More than five percent of global container shipping is now delayed on either end of the Suez canal or rounding the Cape of Good Hope, according to Ports Europe, a dedicated shipping news service. 


PCT does not expect financial losses because there are no cancellations yet. A much longer crisis, however, would imperil new business. The reason is purely geographic, says Gourdomihalis. 


“If you’re in the Indian Ocean, off Singapore or Madagascar, you can change course and go around the Cape. When you’ve arrived at the Sinai peninsula, you have to circumnavigate all of Africa. There it will cost you 2-3 weeks extra. So you wait for clarity.” 


Piraeus - a national project


The Greek government leased two of Piraeus’ container terminals to the China Ocean Shipping Company in 2009, after a seven-year lobbying effort. Greece’s argument was that offloading containers in Piraeus saved a week’s sailing around Europe, lowering costs and speeding delivery. 


Since 2009, COSCO has increased the port’s annual container throughput almost twentyfold, from a starting point of 400,000. In 2016, COSCO bought a 35-year lease for the entire Piraeus Port Authority, and took direct control of the remaining container terminal as well, which it plans to expand. The entire investment is predicated on the use of Suez. 

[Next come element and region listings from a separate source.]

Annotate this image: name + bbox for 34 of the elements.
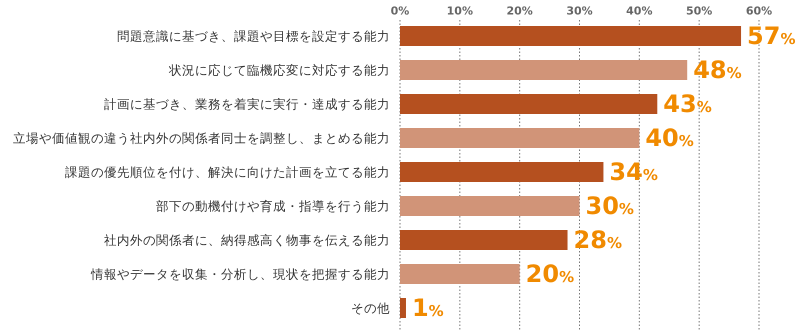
data-label: 34% (609, 158, 658, 186)
bar (400, 26, 742, 46)
x-tick-label: 0% (390, 4, 410, 18)
data-label: 20% (526, 260, 574, 288)
y-tick-label: 課題の優先順位を付け、解決に向けた計画を立てる能力 (65, 164, 390, 180)
y-tick-label: 計画に基づき、業務を着実に実行・達成する能力 (104, 96, 390, 112)
bar (400, 196, 580, 216)
x-tick-label: 10% (446, 4, 474, 18)
x-tick-label: 40% (626, 4, 653, 18)
y-tick-label: 立場や価値観の違う社内外の関係者同士を調整し、まとめる能力 (13, 130, 390, 146)
x-tick-label: 60% (746, 4, 772, 18)
y-tick-label: 状況に応じて臨機応変に対応する能力 (168, 62, 390, 78)
bar (400, 128, 640, 148)
y-tick-label: 社内外の関係者に、納得感高く物事を伝える能力 (104, 232, 390, 248)
x-tick-label: 20% (506, 4, 533, 18)
x-tick-label: 30% (566, 4, 593, 18)
y-tick-label: 情報やデータを収集・分析し、現状を把握する能力 (90, 266, 390, 282)
data-label: 1% (412, 294, 444, 322)
bar (400, 60, 688, 80)
bar (400, 298, 406, 318)
data-label: 57% (747, 22, 796, 50)
x-tick-label: 50% (686, 4, 712, 18)
bar (400, 264, 520, 284)
data-label: 43% (663, 90, 712, 118)
data-label: 28% (574, 226, 622, 254)
data-label: 48% (693, 56, 742, 84)
data-label: 40% (645, 124, 694, 152)
y-tick-label: 部下の動機付けや育成・指導を行う能力 (156, 198, 390, 214)
bar (400, 94, 658, 114)
y-tick-label: その他 (351, 300, 390, 316)
bar (400, 162, 604, 182)
bar (400, 230, 568, 250)
y-tick-label: 問題意識に基づき、課題や目標を設定する能力 (117, 28, 390, 44)
data-label: 30% (586, 192, 634, 220)
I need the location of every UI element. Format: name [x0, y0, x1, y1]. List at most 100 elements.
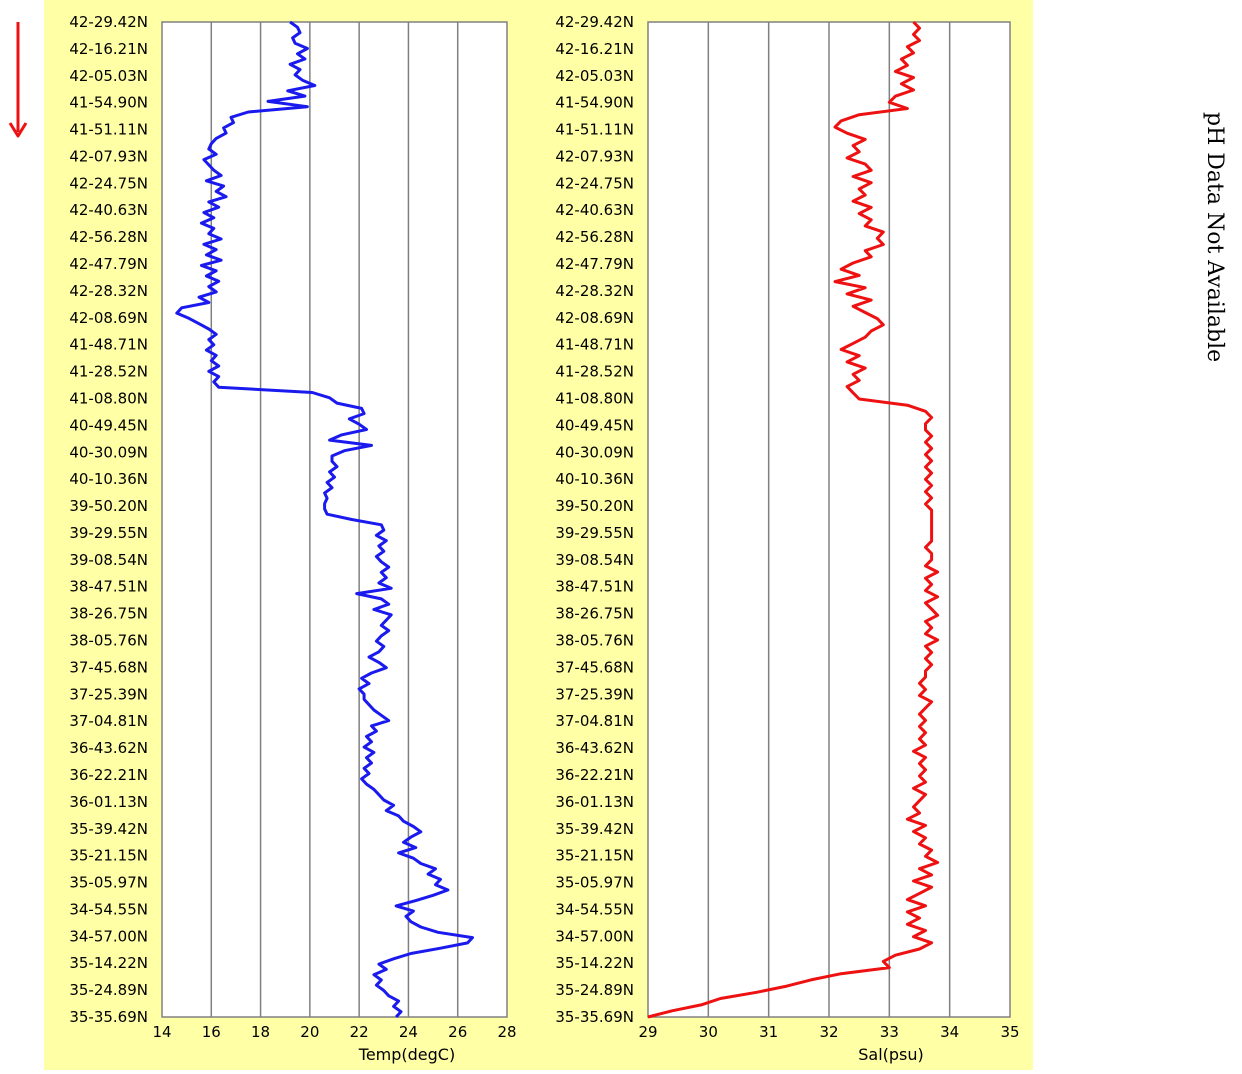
temp-y-tick-label: 42-28.32N [69, 282, 148, 300]
temp-y-tick-label: 38-05.76N [69, 632, 148, 650]
temp-y-tick-label: 42-40.63N [69, 201, 148, 219]
temp-y-tick-label: 40-10.36N [69, 470, 148, 488]
ph-unavailable-note: pH Data Not Available [1202, 112, 1227, 362]
temp-y-tick-label: 42-16.21N [69, 40, 148, 58]
temp-y-tick-label: 34-54.55N [69, 900, 148, 918]
temp-series-line [175, 20, 474, 1019]
temp-y-tick-label: 39-50.20N [69, 497, 148, 515]
temp-x-tick-labels: 14 16 18 20 22 24 26 28 [152, 1023, 516, 1041]
salinity-y-tick-label: 37-45.68N [555, 658, 634, 676]
salinity-y-tick-label: 40-49.45N [555, 416, 634, 434]
temp-y-tick-label: 39-08.54N [69, 551, 148, 569]
temp-y-tick-label: 37-04.81N [69, 712, 148, 730]
temp-y-tick-label: 40-49.45N [69, 416, 148, 434]
temp-y-tick-label: 41-28.52N [69, 363, 148, 381]
salinity-y-tick-label: 42-08.69N [555, 309, 634, 327]
salinity-plot-frame [647, 21, 1011, 1018]
salinity-x-axis-label: Sal(psu) [858, 1045, 924, 1064]
salinity-y-tick-label: 38-47.51N [555, 578, 634, 596]
temp-x-tick-label: 14 [152, 1023, 171, 1041]
salinity-x-tick-labels: 29 30 31 32 33 34 35 [638, 1023, 1019, 1041]
salinity-x-tick-label: 34 [940, 1023, 959, 1041]
salinity-y-tick-label: 35-05.97N [555, 874, 634, 892]
salinity-x-tick-label: 35 [1000, 1023, 1019, 1041]
salinity-y-tick-label: 42-05.03N [555, 67, 634, 85]
temp-y-tick-label: 39-29.55N [69, 524, 148, 542]
salinity-gridlines [707, 22, 951, 1017]
temp-y-tick-label: 42-24.75N [69, 174, 148, 192]
temp-y-tick-label: 42-47.79N [69, 255, 148, 273]
temp-y-tick-label: 41-08.80N [69, 389, 148, 407]
temp-y-tick-label: 41-54.90N [69, 94, 148, 112]
temp-y-tick-label: 36-22.21N [69, 766, 148, 784]
temp-y-tick-label: 40-30.09N [69, 443, 148, 461]
temp-y-tick-label: 36-01.13N [69, 793, 148, 811]
salinity-y-tick-label: 35-24.89N [555, 981, 634, 999]
salinity-x-tick-label: 33 [880, 1023, 899, 1041]
temp-y-tick-label: 42-08.69N [69, 309, 148, 327]
temp-x-tick-label: 24 [399, 1023, 418, 1041]
salinity-y-tick-label: 42-16.21N [555, 40, 634, 58]
salinity-y-tick-label: 41-54.90N [555, 94, 634, 112]
temp-x-tick-label: 20 [300, 1023, 319, 1041]
temp-x-tick-label: 22 [350, 1023, 369, 1041]
temp-y-tick-label: 36-43.62N [69, 739, 148, 757]
salinity-y-tick-label: 40-30.09N [555, 443, 634, 461]
temp-y-tick-label: 37-45.68N [69, 658, 148, 676]
temp-x-tick-label: 16 [202, 1023, 221, 1041]
temp-x-tick-label: 26 [448, 1023, 467, 1041]
temp-y-tick-label: 42-29.42N [69, 13, 148, 31]
salinity-y-tick-label: 39-50.20N [555, 497, 634, 515]
salinity-y-tick-label: 42-56.28N [555, 228, 634, 246]
temp-gridlines [210, 22, 459, 1017]
salinity-y-tick-label: 37-25.39N [555, 685, 634, 703]
temp-y-tick-label: 38-47.51N [69, 578, 148, 596]
down-arrow-icon [8, 22, 28, 138]
temp-y-tick-label: 42-05.03N [69, 67, 148, 85]
salinity-series-line [647, 20, 940, 1019]
salinity-y-tick-label: 39-29.55N [555, 524, 634, 542]
salinity-y-tick-label: 34-57.00N [555, 927, 634, 945]
temp-y-tick-label: 41-51.11N [69, 121, 148, 139]
salinity-y-tick-label: 41-51.11N [555, 121, 634, 139]
temp-y-tick-label: 35-35.69N [69, 1008, 148, 1026]
salinity-y-tick-label: 41-08.80N [555, 389, 634, 407]
salinity-y-tick-label: 34-54.55N [555, 900, 634, 918]
temp-y-tick-label: 35-21.15N [69, 847, 148, 865]
temp-y-tick-label: 38-26.75N [69, 605, 148, 623]
salinity-y-tick-label: 40-10.36N [555, 470, 634, 488]
salinity-y-tick-label: 35-14.22N [555, 954, 634, 972]
temp-y-tick-label: 42-56.28N [69, 228, 148, 246]
salinity-y-tick-label: 37-04.81N [555, 712, 634, 730]
temp-y-tick-label: 41-48.71N [69, 336, 148, 354]
salinity-y-tick-label: 42-29.42N [555, 13, 634, 31]
temp-y-tick-label: 35-14.22N [69, 954, 148, 972]
salinity-y-tick-label: 36-22.21N [555, 766, 634, 784]
temp-x-axis-label: Temp(degC) [358, 1045, 455, 1064]
salinity-y-tick-label: 41-28.52N [555, 363, 634, 381]
salinity-y-tick-label: 42-07.93N [555, 147, 634, 165]
salinity-y-tick-labels: 42-29.42N 42-16.21N 42-05.03N 41-54.90N 41-5… [555, 13, 634, 1026]
temp-y-tick-label: 42-07.93N [69, 147, 148, 165]
salinity-y-tick-label: 42-28.32N [555, 282, 634, 300]
salinity-y-tick-label: 42-40.63N [555, 201, 634, 219]
salinity-y-tick-label: 42-24.75N [555, 174, 634, 192]
salinity-x-tick-label: 32 [819, 1023, 838, 1041]
temp-y-tick-label: 37-25.39N [69, 685, 148, 703]
temp-y-tick-label: 35-05.97N [69, 874, 148, 892]
salinity-y-tick-label: 38-05.76N [555, 632, 634, 650]
temp-x-tick-label: 28 [497, 1023, 516, 1041]
salinity-y-tick-label: 36-43.62N [555, 739, 634, 757]
salinity-y-tick-label: 35-35.69N [555, 1008, 634, 1026]
temp-y-tick-labels: 42-29.42N 42-16.21N 42-05.03N 41-54.90N 41-5… [69, 13, 148, 1026]
salinity-x-tick-label: 31 [759, 1023, 778, 1041]
salinity-x-tick-label: 30 [699, 1023, 718, 1041]
salinity-y-tick-label: 35-39.42N [555, 820, 634, 838]
salinity-y-tick-label: 35-21.15N [555, 847, 634, 865]
temp-y-tick-label: 35-39.42N [69, 820, 148, 838]
salinity-y-tick-label: 42-47.79N [555, 255, 634, 273]
salinity-x-tick-label: 29 [638, 1023, 657, 1041]
salinity-y-tick-label: 36-01.13N [555, 793, 634, 811]
salinity-y-tick-label: 41-48.71N [555, 336, 634, 354]
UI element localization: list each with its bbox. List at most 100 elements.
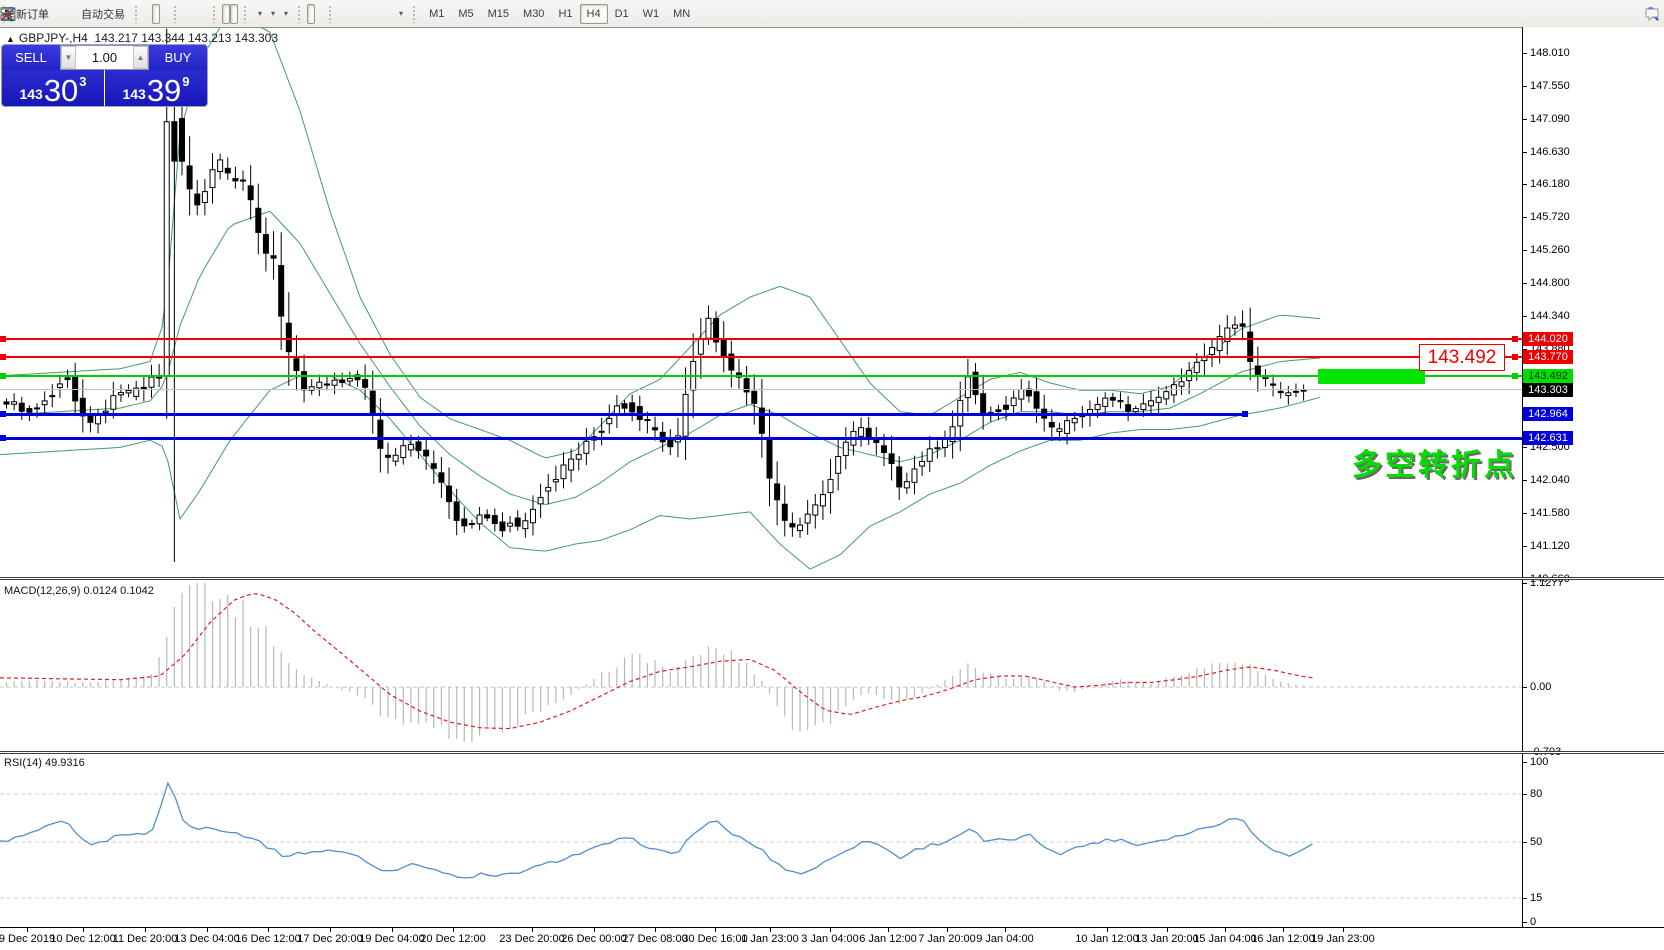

In a protracted crisis, Piraeus would lose business to Rotterdam and Hamburg on goods still being loaded onto ships in Chinese ports, potentialy taking Piraeus back to its pre-2009 days, says Vamvakidis. “When it comes to containers bound for northern Europe that still haven’t set sail, there we [would] have great losses.” That scenario now appears to be fading. 


Historic highs


Global trade briefly stopped flowing through Suez in 1956, when Egyptian President Gamal Abdel Nasser nationalised the canal in 1956, and for a period of eight years beginning with the Arab-Israeli War in June 1967. 


On both those occasions, shipping rates soared, making shipowners rich. “My father used to remember those days with joy,” says Gourdomihalis. 


In 1956, the legendary Aristotle Onassis feared he might go bankrupt, after US oil companies forced Saudi Arabia to cancel a contract naming him the exclusive conveyor of Saudi oil. The closure of Suez allowed Onassis to save his company, when oil conveyancing rates went from $4 a tonne to $60. 


Such a bonanza is not expected now, however. For freight rates to rise that much, a closure of months would be necessary.